Protecting works of art during the war was difficult
"Attempts at protection were as varied as the endangered objects and the possibilities of their protectors," says Lehmann, because there was often a lack of packing materials and time for elaborate safeguarding measures. Therefore, as the war progressed, measures were adapted to the changing circumstances. "Initially, museums were closed to visitors, and the movable works of art stored there were packed and moved to basement rooms. In part, this was also done with holdings from the depots. Those who could, boarded up culturally valuable facades and removed movable parts. Smaller valuable works of art could be stored in safes or vaults." However, as the threat of bomb damage grew, people sought bomb- and looting-proof storage spaces, the expert explains. "If salvage transports were possible, then selected works of art were moved to bunkers, castle buildings and manor houses for storage. But caves and tunnels of salt and potash mines were also used. Quite famous is the Altaussee salt mine, where Hitler had the artworks placed for his planned Führer Museum." However, Lehmann emphasizes that removal from storage does not guarantee safety, because it is also known today that numerous paintings and sculptures burned in the Berlin Flak Bunker Friedrichshain, and that works of art suffered greatly from the indoor climate at some salvage sites.
The transfer of looted art
The Nazi regime confiscated thousands of works from castles, libraries, museums and private collections in the occupied territories.

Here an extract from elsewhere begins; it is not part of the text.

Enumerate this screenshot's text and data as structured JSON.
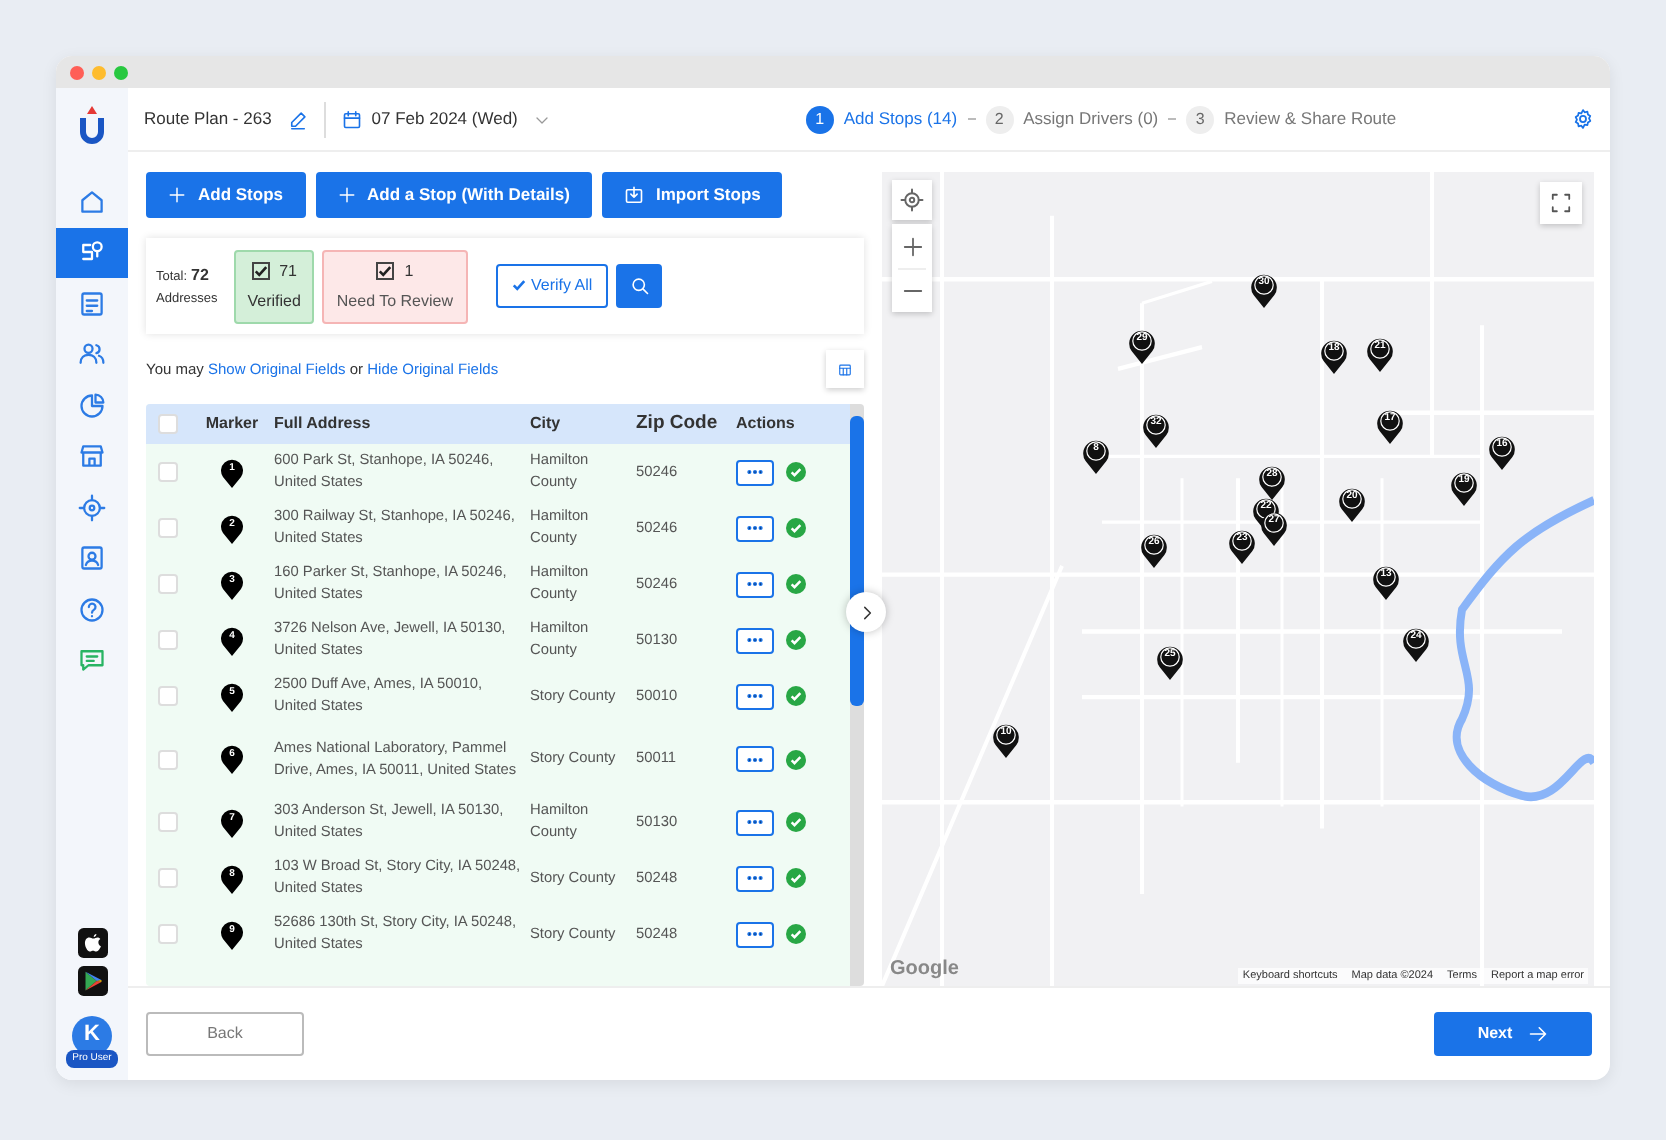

This is referred to as looted art, not all of which has yet been returned to its owners. Where did these many art objects disappear to? "About 1,400 temporary collection points were set up in various locations," the researcher explains. "Expropriated castles, palaces, manor houses, monasteries, churches and even schools were preferred as so-called 'salvage sites.' Expropriated art was also stored in rooms at Neuschwanstein Castle and the Neue Burg in Vienna. Art looted in Poland was collected in Fischhorn Castle, and works of art from France and the Benelux countries were gathered in the Jeu de Peaume building in Paris. Confiscated books were hoarded in requisitioned libraries and archives, such as the Kirov Library in Kiev and the Academy of Sciences in Minsk." Collection points such as a furniture warehouse in Oldenburg also served as temporary storage facilities, Lehmann knows, to pass on works of art. "Presumably millions of confiscated books were added to the holdings of German and Austrian libraries," he says. Museum collections were also allocated artworks."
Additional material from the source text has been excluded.